Janice Taylor is a force to be reckoned with.
In just nine years, the Kelowna resident went from Googling “how to start a tech company” to being the force behind an app that helps young people safely transition to online life. That, in turn, has sent her jet setting across the U.S. and influencing change in a male dominated industry.
Take this month for example — Taylor brought Mazu Family to meetings in San Fransisco and New York. Then she went to LA to represent Canada in a Women in Tech event at the Canadian consulate, with Prime Minister Justin Trudeau. Trudeau had a number of U.S. speaking engagements that week, pitching Canadian globalism and the country’s new fast-track visa as reasons why Silicon Valley companies should consider Canada as a place to do business and spend money.
Canada is offering a two-week, fast-track employment permit for certain workers, dubbed the “global skills strategy visa.”
Government-sponsored billboards in Silicon Valley pitch: “H1-B Problems? Pivot to Canada.”
Taylor already sees the benefit of working in Canadian tech.
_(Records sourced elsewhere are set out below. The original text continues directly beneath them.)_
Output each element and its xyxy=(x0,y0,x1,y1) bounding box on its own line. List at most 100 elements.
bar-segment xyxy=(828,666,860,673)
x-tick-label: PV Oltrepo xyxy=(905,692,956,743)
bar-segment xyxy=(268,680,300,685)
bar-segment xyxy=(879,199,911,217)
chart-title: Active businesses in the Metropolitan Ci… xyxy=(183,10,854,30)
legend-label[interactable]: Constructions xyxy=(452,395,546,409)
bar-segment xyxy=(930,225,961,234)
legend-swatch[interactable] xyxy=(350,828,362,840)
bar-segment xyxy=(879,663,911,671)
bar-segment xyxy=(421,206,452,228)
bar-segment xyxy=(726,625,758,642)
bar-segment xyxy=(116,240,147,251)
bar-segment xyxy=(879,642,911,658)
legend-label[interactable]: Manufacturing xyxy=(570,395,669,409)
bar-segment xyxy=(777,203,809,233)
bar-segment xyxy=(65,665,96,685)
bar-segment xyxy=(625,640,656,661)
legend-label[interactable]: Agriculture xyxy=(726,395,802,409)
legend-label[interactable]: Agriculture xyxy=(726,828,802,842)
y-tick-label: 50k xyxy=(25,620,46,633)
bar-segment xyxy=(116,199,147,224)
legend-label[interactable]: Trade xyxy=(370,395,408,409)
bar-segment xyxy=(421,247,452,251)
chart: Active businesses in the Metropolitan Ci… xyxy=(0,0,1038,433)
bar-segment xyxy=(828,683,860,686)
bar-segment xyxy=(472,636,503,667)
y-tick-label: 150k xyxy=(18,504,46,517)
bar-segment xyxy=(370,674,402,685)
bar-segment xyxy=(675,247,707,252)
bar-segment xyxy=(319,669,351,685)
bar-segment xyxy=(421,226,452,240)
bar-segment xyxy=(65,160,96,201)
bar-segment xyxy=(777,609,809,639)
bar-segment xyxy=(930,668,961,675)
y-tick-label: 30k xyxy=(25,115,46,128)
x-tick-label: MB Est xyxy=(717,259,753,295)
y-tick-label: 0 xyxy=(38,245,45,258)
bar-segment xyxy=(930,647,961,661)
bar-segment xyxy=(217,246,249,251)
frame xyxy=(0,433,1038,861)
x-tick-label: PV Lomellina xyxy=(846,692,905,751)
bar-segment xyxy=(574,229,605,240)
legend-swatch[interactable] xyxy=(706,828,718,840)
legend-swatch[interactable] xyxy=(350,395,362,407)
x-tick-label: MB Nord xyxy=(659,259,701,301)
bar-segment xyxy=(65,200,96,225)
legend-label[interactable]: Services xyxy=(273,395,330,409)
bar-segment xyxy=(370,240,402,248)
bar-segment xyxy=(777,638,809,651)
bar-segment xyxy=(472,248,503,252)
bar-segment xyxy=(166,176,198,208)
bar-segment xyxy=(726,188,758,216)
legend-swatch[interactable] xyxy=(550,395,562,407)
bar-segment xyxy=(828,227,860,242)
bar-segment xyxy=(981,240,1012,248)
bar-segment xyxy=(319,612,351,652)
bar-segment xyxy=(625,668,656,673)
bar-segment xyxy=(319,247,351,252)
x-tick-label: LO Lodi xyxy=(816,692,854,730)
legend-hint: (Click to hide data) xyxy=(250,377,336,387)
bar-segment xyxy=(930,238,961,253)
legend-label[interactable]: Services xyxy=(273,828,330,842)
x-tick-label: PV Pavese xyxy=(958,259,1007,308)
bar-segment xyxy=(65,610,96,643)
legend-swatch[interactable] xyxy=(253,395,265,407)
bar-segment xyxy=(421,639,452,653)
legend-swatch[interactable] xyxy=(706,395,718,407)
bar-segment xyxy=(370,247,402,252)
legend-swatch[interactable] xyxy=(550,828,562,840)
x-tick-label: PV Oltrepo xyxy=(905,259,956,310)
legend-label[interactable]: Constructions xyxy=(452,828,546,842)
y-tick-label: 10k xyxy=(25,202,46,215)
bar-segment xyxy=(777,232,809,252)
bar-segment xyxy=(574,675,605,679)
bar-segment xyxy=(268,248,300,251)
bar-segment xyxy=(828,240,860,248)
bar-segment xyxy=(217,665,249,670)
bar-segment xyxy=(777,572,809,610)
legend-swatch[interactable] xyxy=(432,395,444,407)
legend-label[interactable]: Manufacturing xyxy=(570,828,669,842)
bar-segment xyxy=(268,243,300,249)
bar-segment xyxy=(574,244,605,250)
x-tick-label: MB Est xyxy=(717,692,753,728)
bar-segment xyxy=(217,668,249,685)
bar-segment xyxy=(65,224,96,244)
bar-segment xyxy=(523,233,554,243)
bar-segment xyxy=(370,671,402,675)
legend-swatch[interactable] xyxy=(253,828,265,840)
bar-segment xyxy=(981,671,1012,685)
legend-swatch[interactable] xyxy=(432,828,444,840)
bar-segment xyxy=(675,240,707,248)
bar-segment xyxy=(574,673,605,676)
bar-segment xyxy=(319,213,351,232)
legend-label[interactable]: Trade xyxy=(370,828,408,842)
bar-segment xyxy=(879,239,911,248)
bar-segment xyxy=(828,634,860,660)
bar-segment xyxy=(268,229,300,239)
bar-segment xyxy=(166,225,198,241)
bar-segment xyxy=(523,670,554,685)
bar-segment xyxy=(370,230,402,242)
“All my 24 staff is in Kelowna and I live there and my children go to school there,” she said.
Being in transit as often as she is is a significant undertaking, but the work is valuable and that fuels her.
Mazu is a free app that gives kids, and their families, a forum to communicate on. Through it they can focus on their favourite sports teams and specific interests. For kids to use the app they have to have a parent’s approval and potentially interaction.
It’s what Taylor refers to as a “digital village.”
“We don’t use ‘like’ buttons, we don’t follow things,” she said, explaining that its the antithesis of traditional social media, which preys on the desire to be liked, validated, and rewarded.
“The content in our digital village is tagged with our core values. We filter so there is no bad content or bad language.”
There was such a gap in the online world when she started the app, that it’s turned heads and Taylor has managed to raise $7 million through angel investors to get it off the ground.
And the idea has fuelled her as she worked to navigate a male dominated industry.
“If you look at the statistics today, only five per cent of all tech companies are run by women,” she said. “In the City of Kelowna there are only two other female tech company founders and they’re co-founders.”
Getting to the top of a male dominated industry has been a slog and Taylor has some war stories.
“I’ve had men ask, ‘can I touch your hair,’or ‘your hair is distracting,’ ‘who takes care of your kids when you travel’ and ‘are you planning to have another baby?” she said.
What’s been the worst, however, is those who doubt she has the expertise on the issues she’s trying to address through the app, to be in the industry.
“ It astounds me. I have 14 year old on social media, I have friends, we talk … as if I won’t understand this population,” she said. “In the last two years there’s been a 50 per cent increase in girl suicide. It’s the first time in history that girls are killing themselves more than boys. Who better to solve that problem than a mother?”